On Rallying, Raising morale and what your PCs do:
Rule 1: Always have at least 2 units for both sides.
Rule 2: PC chooses/decide what unit to stand with.
Rule 3: potentially allow a PC to raise a units morale with a suitable talent(skill) roll or give a one time boost to units fight. This can occur before or during the fighting, but once per PC.
Twork fight boosts shouldn’t stack, rather they should be used on different rounds.
Rule 4: allow a PC to commit themselves to stop an opponent from doing the same for their units (an enemy shaman ensorcels enhances all his front lines weapons making them glow green, your PC wizard dispels it) change the fight to PC vs npc at this point. Unit combat continues, but that PC can’t rally or do 3 or 4 until their foe is dropped.

Block or restore 1 morale damage:
A PC can commit themselves by charging directly into the fray to stop a point of morale damage.
This comes with personal peril.
Narratively this is usually a PC seeing a particularly dangerous or successful foe and engaging them: an ogre, a trio of heavyly armed knights, the enemy centurion. I often give two pc actions per unit action, in these situations.

A reserve unit entering the fray does the same (block or restore 1 morale) depending on size it could attack independently as well.

Retreats
A retreating unit can be rallied, this usually requires some leadership action from a PC or allied npc, an some some time to return. Rallied units are fragile usually only having 1 morale unless they encorporate some members from a more experienced unit.

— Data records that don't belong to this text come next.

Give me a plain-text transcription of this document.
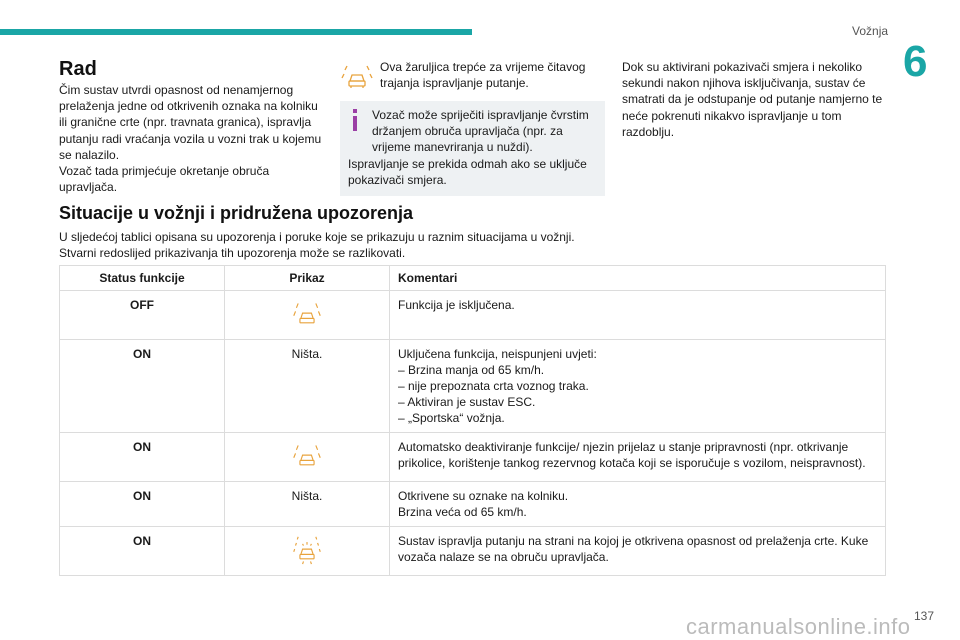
Vožnja
6
Rad

Čim sustav utvrdi opasnost od nenamjernog prelaženja jedne od otkrivenih oznaka na kolniku ili granične crte (npr. travnata granica), ispravlja putanju radi vraćanja vozila u vozni trak u kojemu se nalazilo.

Vozač tada primjećuje okretanje obruča upravljača.

Ova žaruljica trepće za vrijeme čitavog trajanja ispravljanje putanje.

Vozač može spriječiti ispravljanje čvrstim držanjem obruča upravljača (npr. za vrijeme manevriranja u nuždi).

Ispravljanje se prekida odmah ako se uključe pokazivači smjera.

Dok su aktivirani pokazivači smjera i nekoliko sekundi nakon njihova isključivanja, sustav će smatrati da je odstupanje od putanje namjerno te neće pokrenuti nikakvo ispravljanje u tom razdoblju.

Situacije u vožnji i pridružena upozorenja
U sljedećoj tablici opisana su upozorenja i poruke koje se prikazuju u raznim situacijama u vožnji.
Stvarni redoslijed prikazivanja tih upozorenja može se razlikovati.
Status funkcije	Prikaz	Komentari
OFF		Funkcija je isključena.

ON	Ništa.	Uključena funkcija, neispunjeni uvjeti:
– Brzina manja od 65 km/h.
– nije prepoznata crta voznog traka.
– Aktiviran je sustav ESC.
– „Sportska“ vožnja.

ON		Automatsko deaktiviranje funkcije/ njezin prijelaz u stanje pripravnosti (npr. otkrivanje prikolice, korištenje tankog rezervnog kotača koji se isporučuje s vozilom, neispravnost).

ON	Ništa.	Otkrivene su oznake na kolniku.
Brzina veća od 65 km/h.

ON		Sustav ispravlja putanju na strani na kojoj je otkrivena opasnost od prelaženja crte. Kuke vozača nalaze se na obruču upravljača.
carmanualsonline.info 137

Units at 0 morale are on a knife’s edge, they might retreat in an orderly fashion, keep fighting or be on the cusp of being surrounded. I make a judgment call here based on how the opposing unit(s) are doing and if they dealt morale damage to the opponent on the last roll. Two units at 0, will likely disengage and return towards their side of the battlefield. In relatively good shape to reengage in a later clash if the overall battle allows.
The troops in such a unit feel they have “already done there bit,” so they aren’t eager to re-engage.